Through the first two games of the NBA Finals, the Heat and Nuggets have been a better matchup than most people expected.
The Nuggets were thought of as the far superior team, but the Heat have proven over and over that it is a mistake to underestimate them. The Nuggets are still slight favorites, but who will come out on top at the end of Game 3?
Here’s my prediction, followed by the big questions that will determine the winner.
Nuggets vs. Heat Game 3 prediction
The first two games of the Finals have been very slow by the Heat’s design. Expect that to happen again in Game 3. They’ll try to junk up the Nuggets’ offense with their zone defense and swarming activity. That might keep the total points down, but the Nuggets should still score efficiently.
The Nuggets also seem to have more levers to pull in terms of things that they can improve on for Game 3. Their defensive communication can’t be as bad as it was in Game 2. And they have even more time to figure out ways to beat the Heat’s zone.
The Heat have played extremely well throughout the playoffs. Credit should be given for how disciplined they’ve played, and their fantastic off-ball movement has exposed the flaws in the Nuggets’ defense.
The Heat should keep it close, but ultimately they’re still at a severe talent disadvantage. I don’t expect them to be able to keep pace with the Nuggets’ firepower.
Prediction: Nuggets 109, Heat 104
Biggest Heat storyline: Can Miami slow down Nikola Jokic?

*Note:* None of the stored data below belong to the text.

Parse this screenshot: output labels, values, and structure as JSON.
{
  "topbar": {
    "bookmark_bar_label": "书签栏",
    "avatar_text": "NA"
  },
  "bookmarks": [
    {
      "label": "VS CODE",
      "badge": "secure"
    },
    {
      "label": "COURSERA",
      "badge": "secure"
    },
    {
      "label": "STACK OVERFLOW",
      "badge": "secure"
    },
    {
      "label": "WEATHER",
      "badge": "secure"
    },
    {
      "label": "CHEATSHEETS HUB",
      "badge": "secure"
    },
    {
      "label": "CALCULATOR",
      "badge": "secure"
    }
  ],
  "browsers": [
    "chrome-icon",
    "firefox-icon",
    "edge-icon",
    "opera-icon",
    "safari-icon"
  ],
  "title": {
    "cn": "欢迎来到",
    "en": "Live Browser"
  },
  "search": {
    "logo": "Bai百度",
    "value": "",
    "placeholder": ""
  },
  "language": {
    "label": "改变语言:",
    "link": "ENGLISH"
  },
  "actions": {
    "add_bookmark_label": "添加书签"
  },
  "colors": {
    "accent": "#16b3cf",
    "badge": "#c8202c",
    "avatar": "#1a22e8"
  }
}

Jokic has been unstoppable in this series, averaging 34.0 points, 10.5 rebounds and 9.0 assists through two games. The Heat single-covered him in both games with Bam Adebayo and Cody Zeller, trying to take away other threats on the Nuggets. They’ve had Adebayo front Jokic to make it tough for him to catch the ball. They’ve used that same fronting strategy in their 2-3 zone.
These various coverages have had mixed results. The Heat did win Game 2, but it wasn’t really because of their defense. The Nuggets’ 1.24 points per possession in that game was in the 82nd percentile of all Finals games played over the past 10 years. But the Nuggets’ offense is so dynamic that maybe that’s the best they can hope for.
Zeller’s minutes on Jokic have been an abject disaster, and that might be something that changes going forward in this series.
Biggest Nuggets storyline: Can Denver clean up its defense?
The Heat won Game 2 behind one of the most efficient offensive performances in Finals history. Part of that was hot shooting — they connected on 48.6 percent of their 3s. But they also got amazing looks from 3 because of unforced errors from the Nuggets’ defense.
The Nuggets were not on the same page on whether or not to switch screens, leading to wide open layups or 3s on a number of different possessions.
Way more attention needs to be put on how sloppy the Nuggets defense was in Game 2 in communicating when to/not to switch.
The Heat are too good to give these wide open looks to, and these are not overly complicated actions to guard. The Nuggets must be on the same page on what they’re doing defensively in Game 3.
Heat X-factor: Duncan Robinson
Robinson has shown that he can swing the game in the course of just a few minutes, as he did in Game 2 after scoring 10 points to start off the fourth quarter. He can also disappear for games, as he did in the Heat’s Game 1 loss. Robinson went just 1-of-6 from the field, having zero impact on that game.
Robinson has shot a torrid 44.0 percent from 3 through these playoffs. He’s also surprised in his ability to put the ball down on the floor and get to the rim. He needs to continue to be the offensive spark plug for the Heat.
Nuggets X-factor: Michael Porter Jr.
Where has Porter been in this series? He was supposed to be Denver’s third-best player. Instead, he’s been one of the team’s worst. He’s shooting just 29.2 percent from the field and 17.6 percent from 3. Worse than his shooting, he’s missed a ton of open teammates, and his defense was horrific in Game 2.
With Jamal Murray and Jokic getting a ton of defensive attention, the table is set for Porter to go off. He was a 41.4 percent 3-point shooter during the regular season. He’s been getting good looks. They have to start falling.
The Nuggets have overcome stinkers from him in the first two games. His return to form could put them over the top.